Confabulario
Manuel Gregorio González
Política y literatura
La luz tenue de las velas brilla sobre los rostros arrugados de los ancianos. Cada surco reflejado, es una historia de fe y de años, de muchos años. En la iglesia, el silencio se impone a tanto gesto de nerviosismo, piedad y ruego. Un manto de respeto cubre a todos, desde los niños inquietos a los mayores absortos en sus oraciones. Jueves Santo. El aire se carga de una emoción contenida y un dolor sordo que resuena en el eco de los pasos sobre baldosas curtidas de tanto procesionar.
Una niña observa a su abuela. Las manos de la anciana, entrelazadas sobre su regazo, tiemblan ligeramente. En su rostro, una mezcla de tristeza y serena piedad. No entiende del todo las palabras del sacerdote, ni el significado exacto de la Pasión, pero siente la solemnidad del momento, la atmósfera de recogimiento que envuelve a la comunidad. Y el silencio. La profundidad y quietud de aquel silencio apenas roto por algún rezo.

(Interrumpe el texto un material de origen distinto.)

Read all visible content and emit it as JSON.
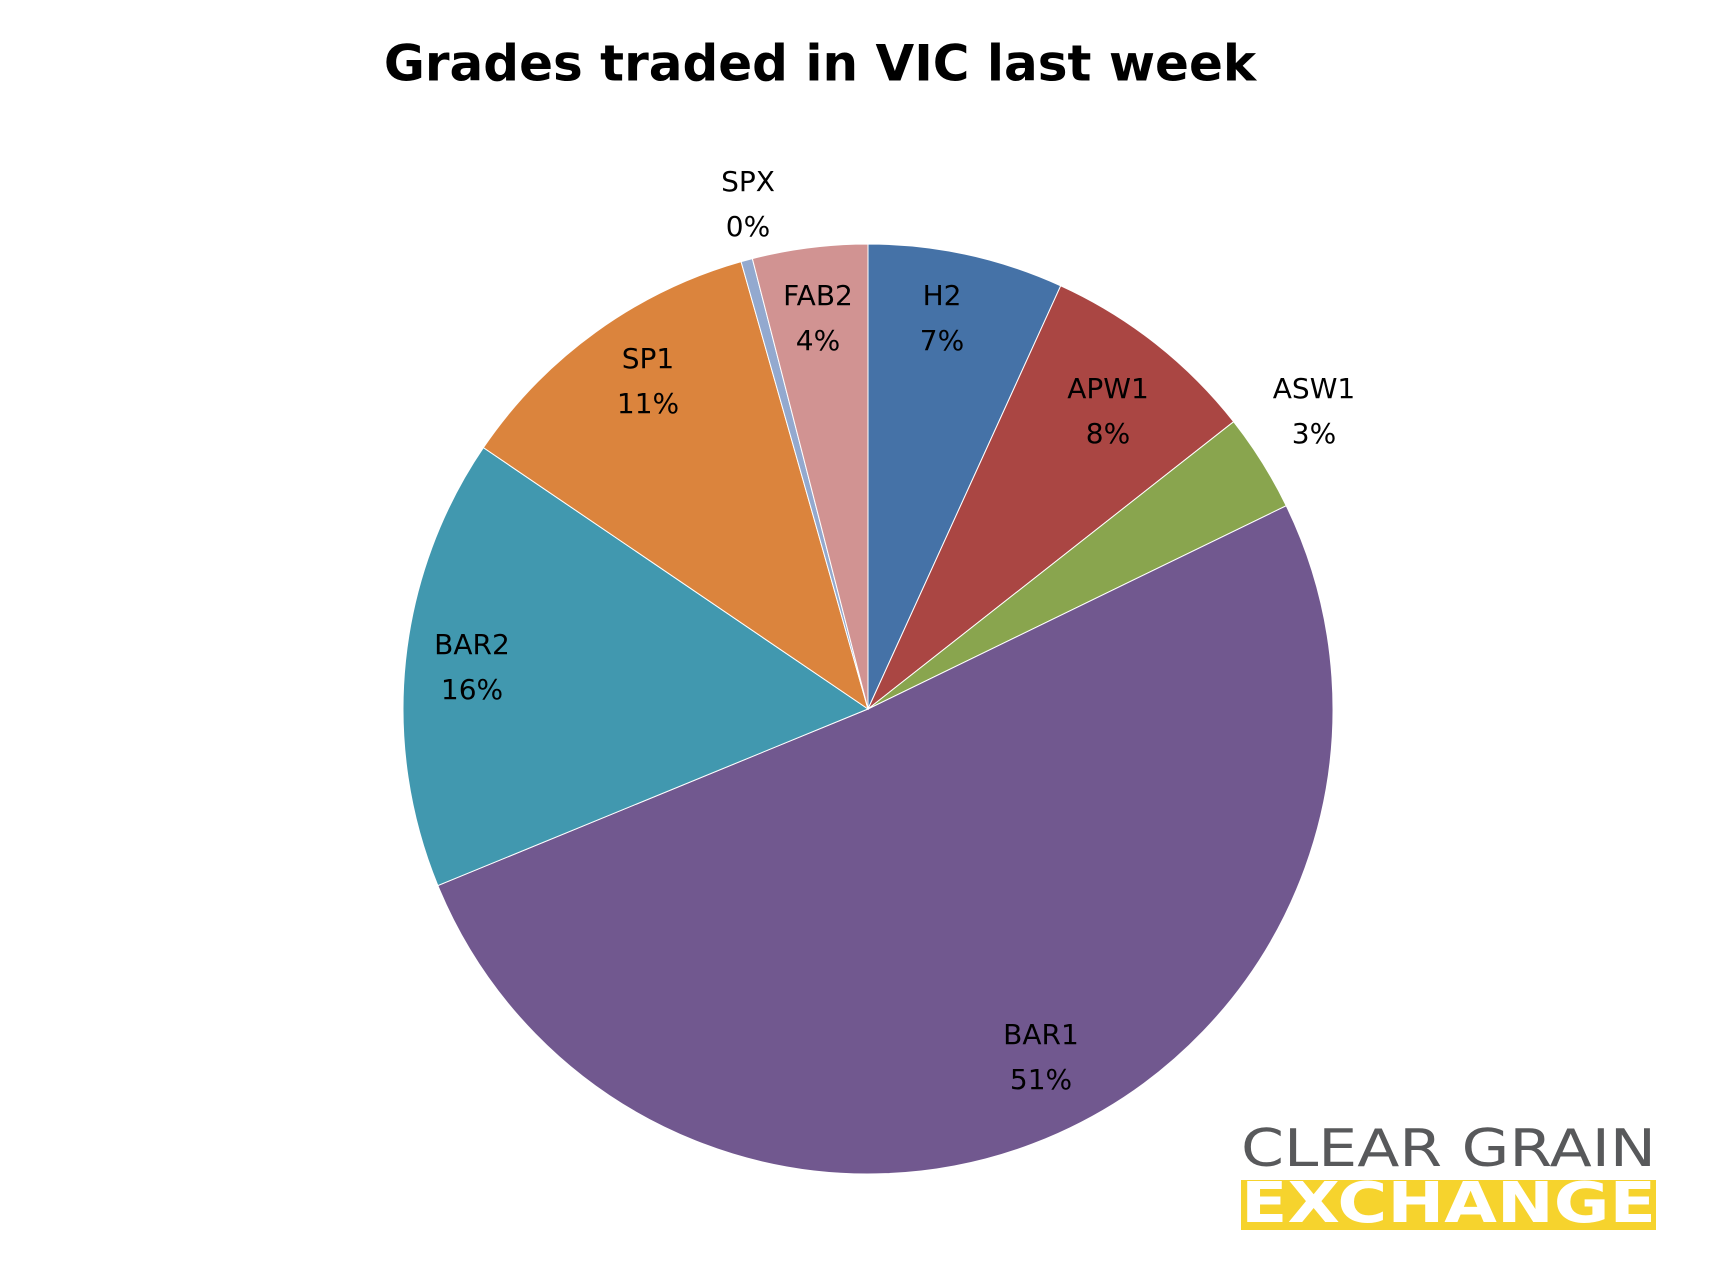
{
  "chart_data": {
    "type": "pie",
    "title": "Grades traded in VIC last week",
    "categories": [
      "H2",
      "APW1",
      "ASW1",
      "BAR1",
      "BAR2",
      "SP1",
      "SPX",
      "FAB2"
    ],
    "values": [
      6.8,
      7.6,
      3.4,
      51.0,
      15.7,
      11.1,
      0.4,
      4.0
    ],
    "value_labels": [
      "7%",
      "8%",
      "3%",
      "51%",
      "16%",
      "11%",
      "0%",
      "4%"
    ],
    "colors": [
      "#4572a7",
      "#aa4643",
      "#89a54e",
      "#71588f",
      "#4198af",
      "#db843d",
      "#93a9cf",
      "#d19392"
    ]
  },
  "logo": {
    "line1": "CLEAR GRAIN",
    "line2": "EXCHANGE"
  }
}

Cuando la imagen del Cristo se alza, una oleada de sentimiento recorre la iglesia. Los mayores inclinan sus cabezas. Hay quien deja escapar un suspiro cargado de recuerdos, de promesas hechas y en ocasiones incumplidas. En los ojos de todos, lágrimas silenciosas, lágrimas de dolor por el sufrimiento ajeno, lágrimas que brotan de una profunda conexión espiritual, de una fe que, aunque se empeñen, hoy resiste los embates del tiempo.

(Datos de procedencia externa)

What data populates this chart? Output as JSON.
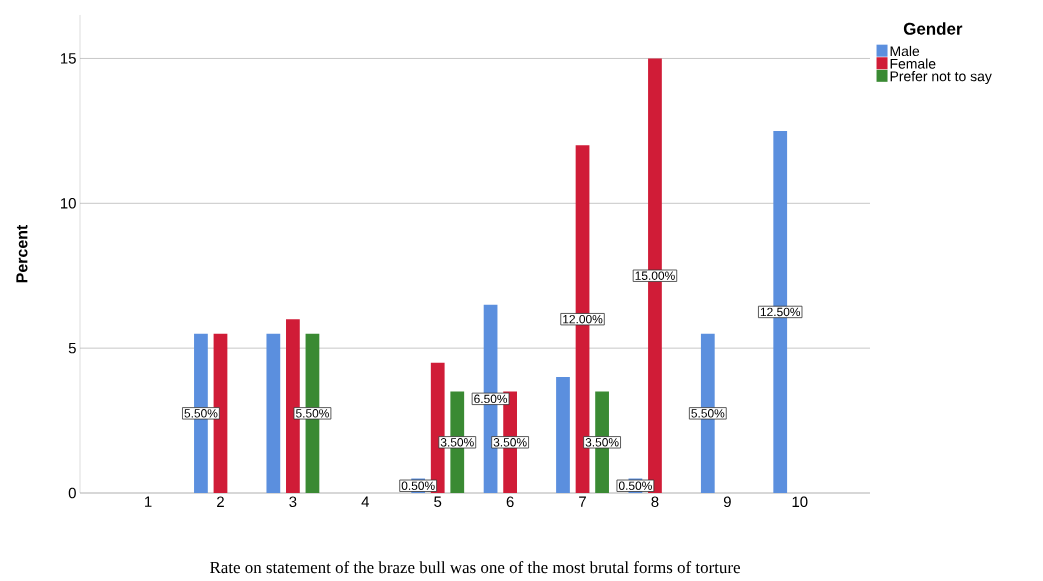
{
  "chart_data": {
    "type": "bar",
    "xlabel": "Rate on statement of the braze bull was one of the most brutal forms of torture",
    "ylabel": "Percent",
    "legend_title": "Gender",
    "categories": [
      "1",
      "2",
      "3",
      "4",
      "5",
      "6",
      "7",
      "8",
      "9",
      "10"
    ],
    "series": [
      {
        "name": "Male",
        "color": "#5b8fde",
        "values": [
          null,
          5.5,
          5.5,
          null,
          0.5,
          6.5,
          4,
          0.5,
          5.5,
          12.5
        ],
        "value_labels": [
          null,
          "5.50%",
          null,
          null,
          "0.50%",
          "6.50%",
          null,
          "0.50%",
          "5.50%",
          "12.50%"
        ]
      },
      {
        "name": "Female",
        "color": "#d01c37",
        "values": [
          null,
          5.5,
          6,
          null,
          4.5,
          3.5,
          12,
          15,
          null,
          null
        ],
        "value_labels": [
          null,
          null,
          null,
          null,
          null,
          "3.50%",
          "12.00%",
          "15.00%",
          null,
          null
        ]
      },
      {
        "name": "Prefer not to say",
        "color": "#3a8a33",
        "values": [
          null,
          null,
          5.5,
          null,
          3.5,
          null,
          3.5,
          null,
          null,
          null
        ],
        "value_labels": [
          null,
          null,
          "5.50%",
          null,
          "3.50%",
          null,
          "3.50%",
          null,
          null,
          null
        ]
      }
    ],
    "ylim": [
      0,
      16.5
    ],
    "yticks": [
      0,
      5,
      10,
      15
    ],
    "grid": "y",
    "legend": "top right"
  }
}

Los jóvenes perciben la tristeza y la ternura en las miradas de padres y mayores. La nieta sigue acariciando suavemente la mano de su abuela. Un gesto pequeño, pero lleno de consuelo y admiración. En el abrigador contacto, una comprensión tácita, un lazo de amor que trasciende a gestos y palabras. Para sus mayores, momentos de profunda reflexión. Recuerdan otros Jueves Santos, seres queridos que no están, pruebas superadas con la ayuda de su fe. Una introducción a la trascendencia del sufrimiento y la importancia de la compasión.

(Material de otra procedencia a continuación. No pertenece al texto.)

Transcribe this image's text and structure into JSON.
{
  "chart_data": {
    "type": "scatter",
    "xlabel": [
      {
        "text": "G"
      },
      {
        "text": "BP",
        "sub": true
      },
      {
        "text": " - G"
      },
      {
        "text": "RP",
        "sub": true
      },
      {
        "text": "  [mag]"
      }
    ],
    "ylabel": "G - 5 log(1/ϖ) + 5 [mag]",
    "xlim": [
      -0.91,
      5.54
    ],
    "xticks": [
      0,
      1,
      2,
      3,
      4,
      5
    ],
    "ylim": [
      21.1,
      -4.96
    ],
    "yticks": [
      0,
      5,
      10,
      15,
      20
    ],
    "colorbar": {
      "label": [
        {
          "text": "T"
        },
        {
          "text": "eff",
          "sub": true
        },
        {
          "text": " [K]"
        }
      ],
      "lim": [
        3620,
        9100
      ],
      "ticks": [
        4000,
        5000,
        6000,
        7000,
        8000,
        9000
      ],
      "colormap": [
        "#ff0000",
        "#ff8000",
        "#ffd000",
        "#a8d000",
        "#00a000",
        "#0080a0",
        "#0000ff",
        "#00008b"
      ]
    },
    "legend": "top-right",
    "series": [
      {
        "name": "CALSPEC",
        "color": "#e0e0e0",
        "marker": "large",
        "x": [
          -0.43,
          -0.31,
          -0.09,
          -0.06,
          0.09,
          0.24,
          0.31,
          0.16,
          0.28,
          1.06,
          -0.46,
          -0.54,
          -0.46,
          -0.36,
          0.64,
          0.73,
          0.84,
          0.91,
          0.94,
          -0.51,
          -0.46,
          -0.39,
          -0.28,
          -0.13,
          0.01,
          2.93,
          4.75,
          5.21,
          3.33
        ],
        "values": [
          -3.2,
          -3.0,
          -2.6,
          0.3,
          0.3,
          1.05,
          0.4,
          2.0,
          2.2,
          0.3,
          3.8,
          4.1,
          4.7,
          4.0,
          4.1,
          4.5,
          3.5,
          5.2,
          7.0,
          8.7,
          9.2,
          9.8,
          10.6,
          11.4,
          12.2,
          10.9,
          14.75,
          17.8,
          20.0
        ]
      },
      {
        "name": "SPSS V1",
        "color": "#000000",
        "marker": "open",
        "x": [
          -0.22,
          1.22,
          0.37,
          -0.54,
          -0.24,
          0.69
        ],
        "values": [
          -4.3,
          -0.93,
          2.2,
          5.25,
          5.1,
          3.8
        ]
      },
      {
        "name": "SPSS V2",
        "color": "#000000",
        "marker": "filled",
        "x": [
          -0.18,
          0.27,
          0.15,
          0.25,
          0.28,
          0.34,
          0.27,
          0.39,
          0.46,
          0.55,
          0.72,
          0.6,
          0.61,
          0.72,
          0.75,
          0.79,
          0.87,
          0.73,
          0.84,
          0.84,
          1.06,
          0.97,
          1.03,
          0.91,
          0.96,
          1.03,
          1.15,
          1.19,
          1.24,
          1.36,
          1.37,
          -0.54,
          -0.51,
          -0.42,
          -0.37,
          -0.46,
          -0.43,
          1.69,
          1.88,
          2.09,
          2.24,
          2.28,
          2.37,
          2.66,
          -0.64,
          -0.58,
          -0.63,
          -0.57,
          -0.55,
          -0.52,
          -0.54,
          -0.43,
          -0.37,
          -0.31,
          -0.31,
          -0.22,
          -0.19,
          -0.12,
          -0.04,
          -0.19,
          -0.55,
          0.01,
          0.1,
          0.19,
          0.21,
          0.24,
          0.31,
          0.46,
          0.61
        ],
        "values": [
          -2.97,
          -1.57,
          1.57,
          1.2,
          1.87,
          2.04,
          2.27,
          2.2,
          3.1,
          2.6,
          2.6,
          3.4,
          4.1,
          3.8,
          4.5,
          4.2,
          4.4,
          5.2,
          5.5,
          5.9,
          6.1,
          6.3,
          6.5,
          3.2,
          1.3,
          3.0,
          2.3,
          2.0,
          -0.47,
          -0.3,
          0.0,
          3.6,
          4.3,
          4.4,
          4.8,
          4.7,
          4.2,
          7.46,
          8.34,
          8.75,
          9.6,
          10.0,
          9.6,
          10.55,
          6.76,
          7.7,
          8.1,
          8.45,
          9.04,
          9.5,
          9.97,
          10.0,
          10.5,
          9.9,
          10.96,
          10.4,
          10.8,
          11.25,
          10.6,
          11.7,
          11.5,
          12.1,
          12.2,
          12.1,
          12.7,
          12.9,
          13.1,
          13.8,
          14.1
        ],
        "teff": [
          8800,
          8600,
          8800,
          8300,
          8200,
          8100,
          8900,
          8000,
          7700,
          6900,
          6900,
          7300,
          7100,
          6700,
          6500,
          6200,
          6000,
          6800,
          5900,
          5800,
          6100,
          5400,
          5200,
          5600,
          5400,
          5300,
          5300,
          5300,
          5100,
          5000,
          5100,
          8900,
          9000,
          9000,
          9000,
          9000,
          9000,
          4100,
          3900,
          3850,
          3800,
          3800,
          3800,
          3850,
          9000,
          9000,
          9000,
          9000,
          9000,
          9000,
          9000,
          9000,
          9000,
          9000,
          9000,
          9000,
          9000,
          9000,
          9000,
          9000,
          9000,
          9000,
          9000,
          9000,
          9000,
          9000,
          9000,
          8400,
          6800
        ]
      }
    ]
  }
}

La procesión del silencio, al caer la noche, es un río de sombras que avanza lentamente por calles empedradas. El único sonido, el pausado golpear de un tambor, marcando un ritmo lento y solemne. Los farolillos titilan luces temblorosas sobre rostros compungidos, iluminando lágrimas que ruedan por las mejillas. Al final, cuando la puerta de la iglesia se cierre, el silencio persistirá en el aire. Pero será distinto. Será un silencio cargado de sentimiento, de piedad compartida, de ternura en la contemplación del misterio. Y en ese silencio, cada corazón encontrará su espacio para la reflexión y, quizás, para una lágrima silenciosa que limpiará su alma.